This postcard-sized painting that was bought in a box of items costing $50 been valued at $388,000 after being authenticated as a work by British painter John Constable.
LONDON -- A postcard-sized landscape painting bought as part of a box of trinkets costing $50 at auction has been valued at almost $400,000.
The 19th-century artwork was picked up 10 years ago by retired consultant ophthalmic surgeon Robin Darvell after he spotted a faint signature on the frame.
It depicts a landscape in summer with trees in the foreground and rolling hills in the background, set against a blue sky with a few white, fluffy clouds.
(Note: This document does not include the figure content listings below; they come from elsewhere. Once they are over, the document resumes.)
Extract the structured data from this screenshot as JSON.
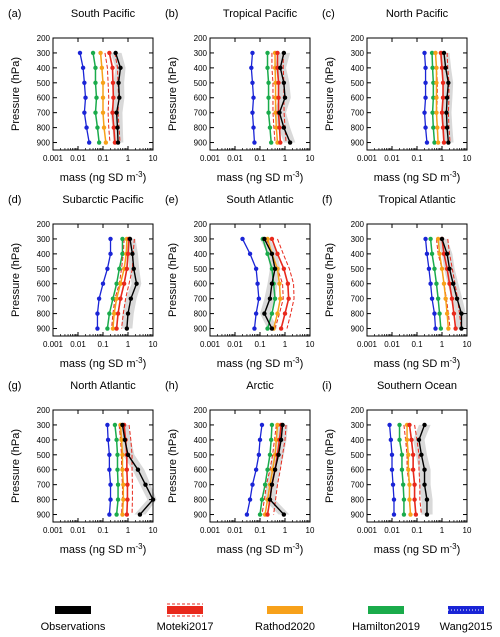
{
  "chart_data": {
    "type": "line",
    "ylabel": "Pressure (hPa)",
    "xlabel_base": "mass (ng SD m",
    "xlabel_sup": "-3",
    "xlabel_tail": ")",
    "x_scale": "log",
    "xlim": [
      0.001,
      10
    ],
    "ylim": [
      950,
      200
    ],
    "x_ticks": [
      "0.001",
      "0.01",
      "0.1",
      "1",
      "10"
    ],
    "y_ticks": [
      200,
      300,
      400,
      500,
      600,
      700,
      800,
      900
    ],
    "pressure_levels": [
      300,
      400,
      500,
      600,
      700,
      800,
      900
    ],
    "legend": [
      {
        "name": "Observations",
        "color": "#000000",
        "style": "solid"
      },
      {
        "name": "Moteki2017",
        "color": "#e8291c",
        "style": "dashed-band"
      },
      {
        "name": "Rathod2020",
        "color": "#f7a11a",
        "style": "solid"
      },
      {
        "name": "Hamilton2019",
        "color": "#1aab4b",
        "style": "solid"
      },
      {
        "name": "Wang2015",
        "color": "#1a24d6",
        "style": "dotted"
      }
    ],
    "panels": [
      {
        "label": "(a)",
        "title": "South Pacific",
        "obs": [
          0.32,
          0.5,
          0.42,
          0.45,
          0.35,
          0.38,
          0.4
        ],
        "obs_band": [
          [
            0.2,
            0.55
          ],
          [
            0.32,
            0.8
          ],
          [
            0.26,
            0.7
          ],
          [
            0.28,
            0.72
          ],
          [
            0.2,
            0.6
          ],
          [
            0.24,
            0.62
          ],
          [
            0.26,
            0.65
          ]
        ],
        "moteki": [
          0.18,
          0.24,
          0.25,
          0.26,
          0.24,
          0.27,
          0.3
        ],
        "moteki_range": [
          [
            0.12,
            0.3
          ],
          [
            0.15,
            0.38
          ],
          [
            0.16,
            0.4
          ],
          [
            0.17,
            0.42
          ],
          [
            0.16,
            0.4
          ],
          [
            0.17,
            0.44
          ],
          [
            0.19,
            0.48
          ]
        ],
        "rathod": [
          0.08,
          0.09,
          0.1,
          0.1,
          0.1,
          0.11,
          0.13
        ],
        "hamilton": [
          0.04,
          0.05,
          0.05,
          0.055,
          0.05,
          0.06,
          0.07
        ],
        "wang": [
          0.012,
          0.016,
          0.018,
          0.02,
          0.018,
          0.022,
          0.028
        ]
      },
      {
        "label": "(b)",
        "title": "Tropical Pacific",
        "obs": [
          0.9,
          0.65,
          0.9,
          1.0,
          0.6,
          0.9,
          1.6
        ],
        "obs_band": [
          [
            0.5,
            1.6
          ],
          [
            0.4,
            1.1
          ],
          [
            0.55,
            1.5
          ],
          [
            0.6,
            1.7
          ],
          [
            0.35,
            1.1
          ],
          [
            0.55,
            1.6
          ],
          [
            0.9,
            2.6
          ]
        ],
        "moteki": [
          0.5,
          0.5,
          0.55,
          0.55,
          0.55,
          0.6,
          0.65
        ],
        "moteki_range": [
          [
            0.3,
            0.85
          ],
          [
            0.3,
            0.85
          ],
          [
            0.33,
            0.9
          ],
          [
            0.33,
            0.9
          ],
          [
            0.33,
            0.92
          ],
          [
            0.36,
            1.0
          ],
          [
            0.4,
            1.1
          ]
        ],
        "rathod": [
          0.4,
          0.4,
          0.42,
          0.42,
          0.42,
          0.45,
          0.5
        ],
        "hamilton": [
          0.2,
          0.2,
          0.22,
          0.22,
          0.22,
          0.25,
          0.28
        ],
        "wang": [
          0.05,
          0.045,
          0.05,
          0.055,
          0.05,
          0.055,
          0.06
        ]
      },
      {
        "label": "(c)",
        "title": "North Pacific",
        "obs": [
          1.2,
          1.4,
          1.8,
          1.6,
          1.5,
          1.6,
          1.8
        ],
        "obs_band": [
          [
            0.8,
            2.0
          ],
          [
            0.9,
            2.3
          ],
          [
            1.1,
            2.8
          ],
          [
            1.0,
            2.6
          ],
          [
            0.9,
            2.4
          ],
          [
            1.0,
            2.6
          ],
          [
            1.1,
            2.9
          ]
        ],
        "moteki": [
          0.9,
          1.0,
          1.1,
          1.1,
          1.0,
          1.1,
          1.2
        ],
        "moteki_range": [
          [
            0.55,
            1.6
          ],
          [
            0.6,
            1.7
          ],
          [
            0.65,
            1.9
          ],
          [
            0.65,
            1.9
          ],
          [
            0.6,
            1.8
          ],
          [
            0.65,
            1.9
          ],
          [
            0.7,
            2.1
          ]
        ],
        "rathod": [
          0.55,
          0.6,
          0.6,
          0.6,
          0.6,
          0.65,
          0.7
        ],
        "hamilton": [
          0.4,
          0.42,
          0.45,
          0.45,
          0.42,
          0.45,
          0.5
        ],
        "wang": [
          0.2,
          0.22,
          0.22,
          0.22,
          0.2,
          0.22,
          0.25
        ]
      },
      {
        "label": "(d)",
        "title": "Subarctic Pacific",
        "obs": [
          1.2,
          1.5,
          1.7,
          2.2,
          1.3,
          1.0,
          0.9
        ],
        "obs_band": [
          [
            0.8,
            2.0
          ],
          [
            1.0,
            2.5
          ],
          [
            1.1,
            2.8
          ],
          [
            1.4,
            3.4
          ],
          [
            0.8,
            2.2
          ],
          [
            0.6,
            1.7
          ],
          [
            0.55,
            1.5
          ]
        ],
        "moteki": [
          1.1,
          1.0,
          0.9,
          0.7,
          0.5,
          0.4,
          0.35
        ],
        "moteki_range": [
          [
            0.7,
            1.8
          ],
          [
            0.65,
            1.6
          ],
          [
            0.55,
            1.5
          ],
          [
            0.45,
            1.1
          ],
          [
            0.3,
            0.8
          ],
          [
            0.25,
            0.65
          ],
          [
            0.22,
            0.55
          ]
        ],
        "rathod": [
          0.9,
          0.85,
          0.7,
          0.5,
          0.35,
          0.28,
          0.25
        ],
        "hamilton": [
          0.6,
          0.6,
          0.45,
          0.35,
          0.25,
          0.18,
          0.15
        ],
        "wang": [
          0.2,
          0.2,
          0.15,
          0.1,
          0.07,
          0.06,
          0.06
        ]
      },
      {
        "label": "(e)",
        "title": "South Atlantic",
        "obs": [
          0.15,
          0.3,
          0.4,
          0.3,
          0.25,
          0.15,
          0.3
        ],
        "obs_band": [
          [
            0.1,
            0.25
          ],
          [
            0.2,
            0.5
          ],
          [
            0.25,
            0.65
          ],
          [
            0.2,
            0.5
          ],
          [
            0.15,
            0.4
          ],
          [
            0.1,
            0.25
          ],
          [
            0.2,
            0.5
          ]
        ],
        "moteki": [
          0.3,
          0.5,
          0.9,
          1.3,
          1.4,
          1.0,
          0.7
        ],
        "moteki_range": [
          [
            0.18,
            0.5
          ],
          [
            0.3,
            0.85
          ],
          [
            0.5,
            1.5
          ],
          [
            0.8,
            2.2
          ],
          [
            0.85,
            2.3
          ],
          [
            0.6,
            1.7
          ],
          [
            0.4,
            1.2
          ]
        ],
        "rathod": [
          0.2,
          0.3,
          0.5,
          0.6,
          0.65,
          0.5,
          0.35
        ],
        "hamilton": [
          0.13,
          0.2,
          0.3,
          0.35,
          0.4,
          0.3,
          0.2
        ],
        "wang": [
          0.02,
          0.04,
          0.07,
          0.08,
          0.09,
          0.07,
          0.06
        ]
      },
      {
        "label": "(f)",
        "title": "Tropical Atlantic",
        "obs": [
          1.0,
          1.6,
          2.0,
          2.8,
          4.0,
          6.0,
          6.0
        ],
        "obs_band": [
          [
            0.6,
            1.6
          ],
          [
            1.0,
            2.6
          ],
          [
            1.2,
            3.2
          ],
          [
            1.7,
            4.5
          ],
          [
            2.4,
            6.5
          ],
          [
            3.6,
            9.0
          ],
          [
            3.6,
            9.0
          ]
        ],
        "moteki": [
          1.0,
          1.2,
          1.6,
          2.0,
          2.5,
          3.0,
          3.5
        ],
        "moteki_range": [
          [
            0.6,
            1.7
          ],
          [
            0.7,
            2.0
          ],
          [
            1.0,
            2.6
          ],
          [
            1.2,
            3.3
          ],
          [
            1.5,
            4.2
          ],
          [
            1.8,
            5.0
          ],
          [
            2.1,
            6.0
          ]
        ],
        "rathod": [
          0.7,
          0.8,
          1.0,
          1.2,
          1.4,
          1.6,
          1.8
        ],
        "hamilton": [
          0.35,
          0.4,
          0.5,
          0.6,
          0.7,
          0.8,
          0.9
        ],
        "wang": [
          0.22,
          0.25,
          0.3,
          0.35,
          0.4,
          0.5,
          0.55
        ]
      },
      {
        "label": "(g)",
        "title": "North Atlantic",
        "obs": [
          0.6,
          0.75,
          1.0,
          2.5,
          5.0,
          10.0,
          3.0
        ],
        "obs_band": [
          [
            0.4,
            1.0
          ],
          [
            0.5,
            1.3
          ],
          [
            0.6,
            1.8
          ],
          [
            1.5,
            4.5
          ],
          [
            3.0,
            8.0
          ],
          [
            6.0,
            14.0
          ],
          [
            1.8,
            5.0
          ]
        ],
        "moteki": [
          0.7,
          0.8,
          0.9,
          0.9,
          0.95,
          0.95,
          0.9
        ],
        "moteki_range": [
          [
            0.45,
            1.1
          ],
          [
            0.5,
            1.3
          ],
          [
            0.55,
            1.45
          ],
          [
            0.55,
            1.45
          ],
          [
            0.6,
            1.5
          ],
          [
            0.6,
            1.5
          ],
          [
            0.55,
            1.45
          ]
        ],
        "rathod": [
          0.5,
          0.55,
          0.6,
          0.6,
          0.65,
          0.65,
          0.6
        ],
        "hamilton": [
          0.3,
          0.35,
          0.38,
          0.38,
          0.4,
          0.4,
          0.35
        ],
        "wang": [
          0.15,
          0.16,
          0.18,
          0.18,
          0.2,
          0.2,
          0.18
        ]
      },
      {
        "label": "(h)",
        "title": "Arctic",
        "obs": [
          0.8,
          0.7,
          0.55,
          0.4,
          0.3,
          0.25,
          0.9
        ],
        "obs_band": [
          [
            0.5,
            1.3
          ],
          [
            0.45,
            1.15
          ],
          [
            0.35,
            0.9
          ],
          [
            0.25,
            0.65
          ],
          [
            0.18,
            0.5
          ],
          [
            0.15,
            0.4
          ],
          [
            0.55,
            1.5
          ]
        ],
        "moteki": [
          0.7,
          0.6,
          0.5,
          0.4,
          0.3,
          0.25,
          0.2
        ],
        "moteki_range": [
          [
            0.45,
            1.1
          ],
          [
            0.38,
            1.0
          ],
          [
            0.32,
            0.8
          ],
          [
            0.25,
            0.65
          ],
          [
            0.18,
            0.5
          ],
          [
            0.15,
            0.42
          ],
          [
            0.12,
            0.35
          ]
        ],
        "rathod": [
          0.5,
          0.45,
          0.4,
          0.32,
          0.25,
          0.2,
          0.16
        ],
        "hamilton": [
          0.3,
          0.28,
          0.25,
          0.2,
          0.16,
          0.12,
          0.1
        ],
        "wang": [
          0.12,
          0.1,
          0.09,
          0.07,
          0.05,
          0.04,
          0.03
        ]
      },
      {
        "label": "(i)",
        "title": "Southern Ocean",
        "obs": [
          0.2,
          0.12,
          0.15,
          0.2,
          0.2,
          0.25,
          0.25
        ],
        "obs_band": [
          [
            0.12,
            0.35
          ],
          [
            0.07,
            0.2
          ],
          [
            0.09,
            0.25
          ],
          [
            0.12,
            0.35
          ],
          [
            0.12,
            0.35
          ],
          [
            0.15,
            0.42
          ],
          [
            0.15,
            0.42
          ]
        ],
        "moteki": [
          0.05,
          0.06,
          0.07,
          0.07,
          0.08,
          0.08,
          0.09
        ],
        "moteki_range": [
          [
            0.03,
            0.08
          ],
          [
            0.035,
            0.1
          ],
          [
            0.04,
            0.12
          ],
          [
            0.04,
            0.12
          ],
          [
            0.05,
            0.13
          ],
          [
            0.05,
            0.13
          ],
          [
            0.055,
            0.15
          ]
        ],
        "rathod": [
          0.04,
          0.04,
          0.045,
          0.045,
          0.05,
          0.05,
          0.055
        ],
        "hamilton": [
          0.02,
          0.02,
          0.025,
          0.025,
          0.028,
          0.03,
          0.03
        ],
        "wang": [
          0.008,
          0.009,
          0.01,
          0.01,
          0.011,
          0.012,
          0.012
        ]
      }
    ]
  }
}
The painting had been kept in a drawer but was recently discovered hidden with some paperwork.
Olivia Harris / Reuters, file
John Constable's "The Lock" sold for $35 million last year.
Dowling believes that the painting once belonged to Constable’s father-in-law Charles Bicknell and valued the painting at $388,000.
"These things are out there in someone's cupboard or shed or hanging on their wall," Dowling said. "But they don't know what they have. As people age they have all these things and we make the assumption that everyone knows these artists. In America, there is probably billions of dollars artwork or other antiques that people are sitting on without knowing it."
Famous for his landscape paintings, Constable is best known for “The Hay Wain”, which hangs in England's National Gallery.
His painting “The Lock,” which had been housed in Madrid’s Bornemisza Museum, sold at Christie’s for £22.4 million ($35 million) last year.
Robert Darvell said he was still in a state of shock by the news, adding that he now plans to show the previously unseen painting to the public.
He said that when his father had suggested that it was a genuine Constable, his family had rolled their eyes and laughed with him.
“We never took him seriously,” he said. “I don’t think he believed it entirely, so it became a bit of a family joke.”